Environ 25 000 personnes, responsables de garde en milieu familial et ressources intermédiaires en services sociaux, auront le droit de se syndiquer à la faveur de deux projets de loi déposés hier à l'Assemblée nationale.

Ministre de la Famille, Tony Tomassi a souligné du même souffle que le dépôt du projet de loi met fin à la possibilité pour ces employées - en très grande majorité des femmes - de déposer des plaintes à la Commission des normes du travail. À la faveur d'une campagne syndicale, pas moins de 1500 plaintes avaient été déposées en vertu des normes minimales après que le gouvernement eut annoncé, en campagne électorale, qu'il n'interjetait pas appel du verdict de la Cour supérieure, fin octobre. La juge Danièle Grenier y affirmait la liberté d'association de ces travailleuses autonomes.

 

Parce que les dispositions touchent aussi les travailleuses en milieu familial pour le réseau des affaires sociales - on en trouve environ 10 000 -, la ministre déléguée aux Services sociaux, Lise Thériault, a déposé un projet de loi similaire hier.

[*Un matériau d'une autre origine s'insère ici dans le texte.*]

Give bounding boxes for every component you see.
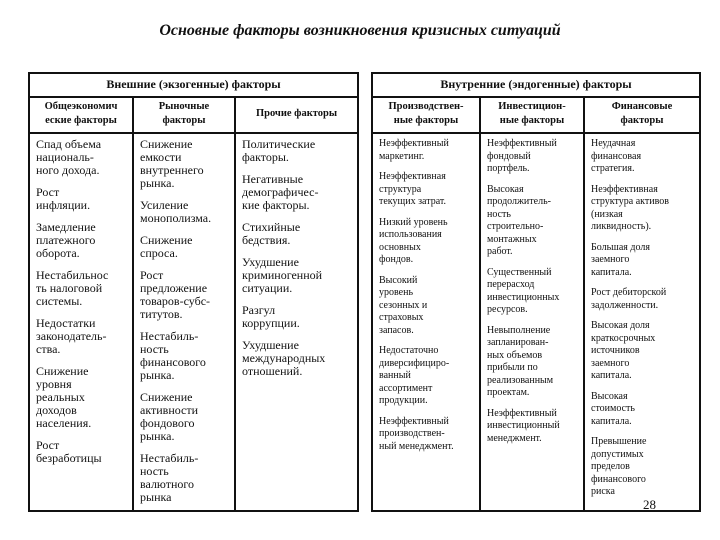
factor-item: Рост предложение товаров-субс- титутов.	[140, 268, 211, 321]
page-title: Основные факторы возникновения кризисных…	[159, 22, 561, 39]
internal-column: Инвестицион- ные факторы Неэффективный фо…	[479, 96, 583, 510]
factor-list: Спад объема националь- ного дохода. Рост …	[30, 134, 132, 465]
internal-factors-heading: Внутренние (эндогенные) факторы	[373, 74, 699, 98]
factor-item: Высокий уровень сезонных и страховых зап…	[379, 274, 428, 336]
factor-list: Политические факторы. Негативные демограф…	[236, 134, 357, 378]
page-number: 28	[643, 497, 656, 512]
column-header: Финансовые факторы	[585, 96, 699, 134]
column-header: Общеэкономич еские факторы	[30, 96, 132, 134]
factor-item: Высокая стоимость капитала.	[591, 390, 635, 427]
factor-item: Усиление монополизма.	[140, 198, 212, 225]
factor-item: Невыполнение запланирован- ных объемов п…	[487, 324, 554, 399]
external-factors-group: Внешние (экзогенные) факторы Общеэкономи…	[28, 72, 359, 512]
factor-item: Нестабиль- ность валютного рынка	[140, 451, 199, 504]
factor-item: Низкий уровень использования основных фо…	[379, 216, 448, 266]
factor-item: Снижение спроса.	[140, 233, 193, 260]
factor-list: Снижение емкости внутреннего рынка. Усиле…	[134, 134, 234, 504]
factor-list: Неэффективный маркетинг. Неэффективная ст…	[373, 134, 479, 453]
factor-item: Неудачная финансовая стратегия.	[591, 138, 642, 174]
factor-item: Неэффективный инвестиционный менеджмент.	[487, 407, 560, 444]
external-factors-heading: Внешние (экзогенные) факторы	[30, 74, 357, 98]
factor-item: Снижение уровня реальных доходов населен…	[36, 364, 92, 430]
factor-item: Неэффективная структура активов (низкая …	[591, 183, 669, 233]
column-header: Прочие факторы	[236, 96, 357, 134]
column-header: Рыночные факторы	[134, 96, 234, 134]
factor-list: Неудачная финансовая стратегия. Неэффекти…	[585, 134, 699, 499]
factor-item: Снижение активности фондового рынка.	[140, 390, 199, 443]
factor-item: Большая доля заемного капитала.	[591, 241, 650, 278]
factor-item: Ухудшение криминогенной ситуации.	[242, 255, 323, 295]
factor-item: Стихийные бедствия.	[242, 220, 301, 247]
factor-item: Высокая продолжитель- ность строительно-…	[487, 183, 551, 258]
factor-item: Спад объема националь- ного дохода.	[36, 137, 102, 177]
factor-item: Нестабиль- ность финансового рынка.	[140, 329, 206, 382]
factor-item: Нестабильнос ть налоговой системы.	[36, 268, 109, 308]
column-header: Инвестицион- ные факторы	[481, 96, 583, 134]
factor-item: Рост дебиторской задолженности.	[591, 287, 667, 311]
factor-item: Замедление платежного оборота.	[36, 220, 96, 260]
factor-item: Рост безработицы	[36, 438, 102, 465]
factor-item: Неэффективный производствен- ный менеджм…	[379, 415, 454, 452]
external-column: Рыночные факторы Снижение емкости внутрен…	[132, 96, 234, 510]
external-column: Прочие факторы Политические факторы. Негат…	[234, 96, 357, 510]
factor-item: Снижение емкости внутреннего рынка.	[140, 137, 204, 190]
factor-item: Рост инфляции.	[36, 185, 91, 212]
factor-item: Недостатки законодатель- ства.	[36, 316, 107, 356]
factor-item: Неэффективный маркетинг.	[379, 138, 449, 162]
factor-item: Превышение допустимых пределов финансово…	[591, 436, 647, 497]
factor-item: Недостаточно диверсифициро- ванный ассор…	[379, 345, 450, 406]
factor-item: Существенный перерасход инвестиционных р…	[487, 266, 560, 316]
factor-item: Неэффективная структура текущих затрат.	[379, 171, 446, 207]
internal-column: Финансовые факторы Неудачная финансовая с…	[583, 96, 699, 510]
factor-item: Негативные демографичес- кие факторы.	[242, 172, 319, 212]
factor-item: Ухудшение международных отношений.	[242, 338, 326, 378]
factor-list: Неэффективный фондовый портфель. Высокая …	[481, 134, 583, 445]
internal-factors-group: Внутренние (эндогенные) факторы Производ…	[371, 72, 701, 512]
factor-item: Неэффективный фондовый портфель.	[487, 138, 557, 174]
factor-item: Разгул коррупции.	[242, 303, 300, 330]
factor-item: Высокая доля краткосрочных источников за…	[591, 320, 656, 381]
factor-item: Политические факторы.	[242, 137, 316, 164]
column-header: Производствен- ные факторы	[373, 96, 479, 134]
external-column: Общеэкономич еские факторы Спад объема на…	[30, 96, 132, 510]
internal-column: Производствен- ные факторы Неэффективный …	[373, 96, 479, 510]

Le ministre Tomassi a refusé d'évaluer les conséquences de la syndicalisation de ces travailleurs sur les finances publiques - en cour les procureurs de Québec avaient parlé d'un milliard de dépenses supplémentaires.

Pour la ministre Thériault, grâce à ces projets de loi, «le gouvernement va pouvoir conclure des ententes collectives avec une association de ressources reconnues». Pour les garderies en milieu familial, ces femmes qui s'occupent d'environ 91 000 enfants auront aussi accès aux avantages fiscaux offerts aux travailleurs autonomes.

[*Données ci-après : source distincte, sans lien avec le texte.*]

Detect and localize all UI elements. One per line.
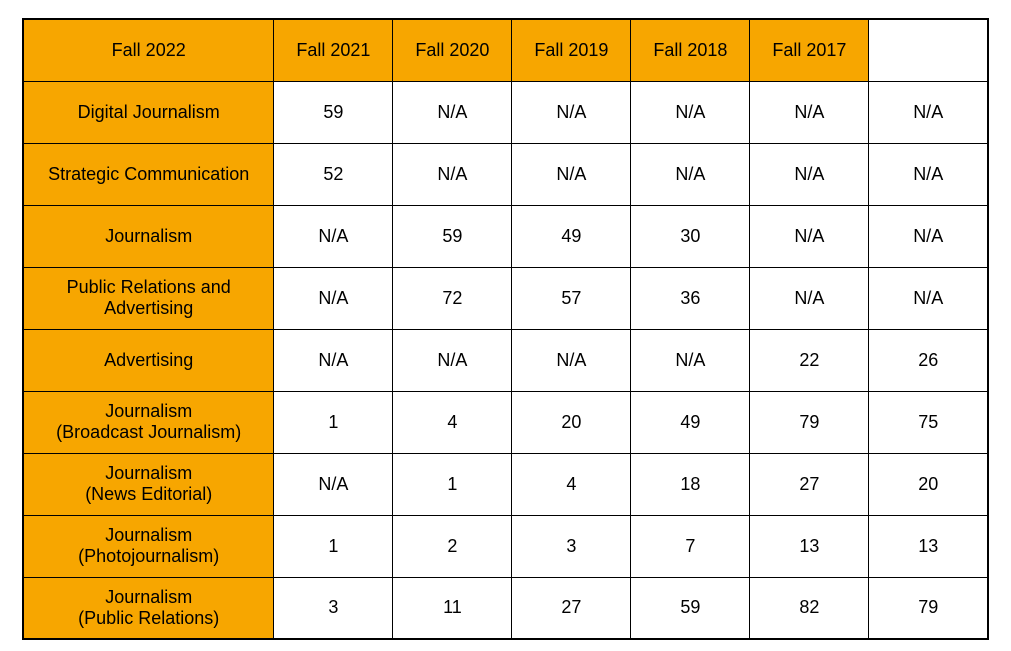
data-cell: 4	[393, 391, 512, 453]
row-label: Journalism	[28, 401, 269, 422]
data-cell: N/A	[869, 267, 988, 329]
data-cell: 3	[274, 577, 393, 639]
data-cell: 27	[750, 453, 869, 515]
data-cell: 79	[869, 577, 988, 639]
col-header-fall-2022: Fall 2022	[23, 19, 274, 81]
data-cell: 59	[274, 81, 393, 143]
table-row: Public Relations and Advertising N/A 72 …	[23, 267, 988, 329]
data-cell: 30	[631, 205, 750, 267]
col-header-fall-2019: Fall 2019	[512, 19, 631, 81]
enrollment-table: Fall 2022 Fall 2021 Fall 2020 Fall 2019 …	[22, 18, 989, 640]
data-cell: 49	[512, 205, 631, 267]
data-cell: N/A	[631, 329, 750, 391]
row-sublabel: (Broadcast Journalism)	[28, 422, 269, 443]
row-label: Digital Journalism	[28, 102, 269, 123]
table-header-row: Fall 2022 Fall 2021 Fall 2020 Fall 2019 …	[23, 19, 988, 81]
data-cell: 27	[512, 577, 631, 639]
data-cell: N/A	[393, 143, 512, 205]
table-row: Journalism (Broadcast Journalism) 1 4 20…	[23, 391, 988, 453]
data-cell: 1	[274, 515, 393, 577]
data-cell: 22	[750, 329, 869, 391]
table-row: Journalism (Public Relations) 3 11 27 59…	[23, 577, 988, 639]
data-cell: 82	[750, 577, 869, 639]
page-container: Fall 2022 Fall 2021 Fall 2020 Fall 2019 …	[0, 0, 1011, 651]
data-cell: 52	[274, 143, 393, 205]
data-cell: 2	[393, 515, 512, 577]
data-cell: N/A	[750, 81, 869, 143]
table-row: Strategic Communication 52 N/A N/A N/A N…	[23, 143, 988, 205]
row-sublabel: (Photojournalism)	[28, 546, 269, 567]
row-label: Public Relations and	[28, 277, 269, 298]
table-row: Journalism (Photojournalism) 1 2 3 7 13 …	[23, 515, 988, 577]
data-cell: N/A	[750, 205, 869, 267]
table-row: Journalism (News Editorial) N/A 1 4 18 2…	[23, 453, 988, 515]
row-sublabel: Advertising	[28, 298, 269, 319]
data-cell: 79	[750, 391, 869, 453]
data-cell: 18	[631, 453, 750, 515]
row-label: Journalism	[28, 587, 269, 608]
data-cell: N/A	[512, 81, 631, 143]
row-header: Journalism (Public Relations)	[23, 577, 274, 639]
data-cell: 36	[631, 267, 750, 329]
data-cell: N/A	[274, 205, 393, 267]
col-header-fall-2017: Fall 2017	[750, 19, 869, 81]
row-header: Journalism (News Editorial)	[23, 453, 274, 515]
data-cell: 49	[631, 391, 750, 453]
row-header: Journalism	[23, 205, 274, 267]
data-cell: 13	[869, 515, 988, 577]
row-header: Digital Journalism	[23, 81, 274, 143]
table-row: Journalism N/A 59 49 30 N/A N/A	[23, 205, 988, 267]
row-header: Strategic Communication	[23, 143, 274, 205]
row-label: Journalism	[28, 525, 269, 546]
data-cell: 7	[631, 515, 750, 577]
data-cell: N/A	[512, 143, 631, 205]
row-label: Advertising	[28, 350, 269, 371]
data-cell: 1	[274, 391, 393, 453]
row-header: Journalism (Photojournalism)	[23, 515, 274, 577]
data-cell: N/A	[869, 81, 988, 143]
table-row: Advertising N/A N/A N/A N/A 22 26	[23, 329, 988, 391]
data-cell: N/A	[274, 453, 393, 515]
col-header-fall-2018: Fall 2018	[631, 19, 750, 81]
table-row: Digital Journalism 59 N/A N/A N/A N/A N/…	[23, 81, 988, 143]
data-cell: N/A	[869, 205, 988, 267]
data-cell: N/A	[274, 329, 393, 391]
data-cell: N/A	[393, 81, 512, 143]
data-cell: N/A	[393, 329, 512, 391]
data-cell: 20	[512, 391, 631, 453]
data-cell: 20	[869, 453, 988, 515]
row-label: Journalism	[28, 226, 269, 247]
data-cell: N/A	[869, 143, 988, 205]
data-cell: 75	[869, 391, 988, 453]
row-label: Journalism	[28, 463, 269, 484]
row-sublabel: (News Editorial)	[28, 484, 269, 505]
data-cell: 3	[512, 515, 631, 577]
row-sublabel: (Public Relations)	[28, 608, 269, 629]
col-header-fall-2021: Fall 2021	[274, 19, 393, 81]
data-cell: 72	[393, 267, 512, 329]
data-cell: N/A	[631, 81, 750, 143]
data-cell: 57	[512, 267, 631, 329]
data-cell: 1	[393, 453, 512, 515]
data-cell: N/A	[631, 143, 750, 205]
col-header-fall-2020: Fall 2020	[393, 19, 512, 81]
data-cell: N/A	[274, 267, 393, 329]
data-cell: 59	[393, 205, 512, 267]
table-body: Digital Journalism 59 N/A N/A N/A N/A N/…	[23, 81, 988, 639]
table-header: Fall 2022 Fall 2021 Fall 2020 Fall 2019 …	[23, 19, 988, 81]
data-cell: N/A	[750, 267, 869, 329]
row-header: Public Relations and Advertising	[23, 267, 274, 329]
data-cell: 26	[869, 329, 988, 391]
data-cell: 59	[631, 577, 750, 639]
row-label: Strategic Communication	[28, 164, 269, 185]
row-header: Advertising	[23, 329, 274, 391]
row-header: Journalism (Broadcast Journalism)	[23, 391, 274, 453]
data-cell: 11	[393, 577, 512, 639]
data-cell: 4	[512, 453, 631, 515]
data-cell: N/A	[512, 329, 631, 391]
data-cell: 13	[750, 515, 869, 577]
data-cell: N/A	[750, 143, 869, 205]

L'initiative de Québec a suscité des réactions diverses. Pour la CSQ qui, depuis 12 ans, revendique la liberté d'association pour ces travailleurs, il s'agit «d'une avancée importante», a expliqué la vice-présidente, Louise Chabot.

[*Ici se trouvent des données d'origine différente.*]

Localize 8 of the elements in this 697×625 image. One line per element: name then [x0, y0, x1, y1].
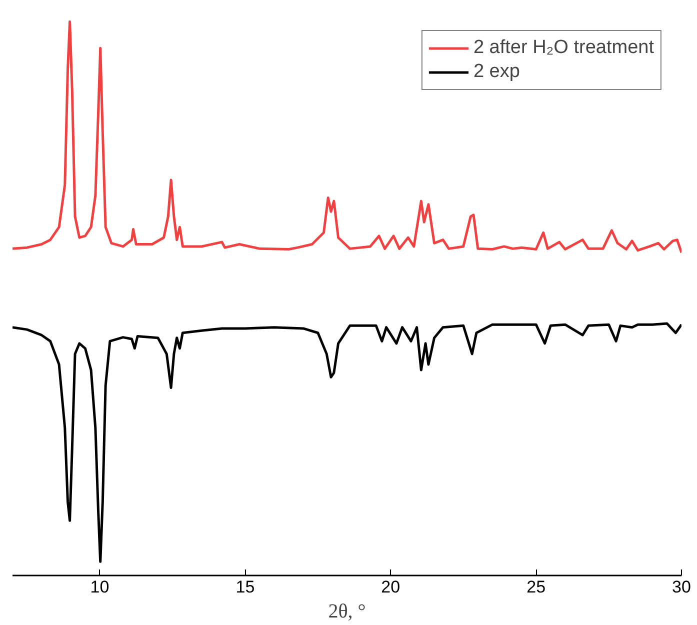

La centrale a discuté depuis quelques mois avec le Conseil du Trésor. «Les droits d'association et de négociation sont reconnus pleinement dans le projet de loi», salue Mme Chabot. Elle juge toutefois difficile de concilier le fait que Québec reconnaisse tout à la fois le statut de travailleur autonome et le droit à l'association. «Après toutes ces années, ces personnes peuvent dire enfin on a accès à des droits», résume la syndicaliste.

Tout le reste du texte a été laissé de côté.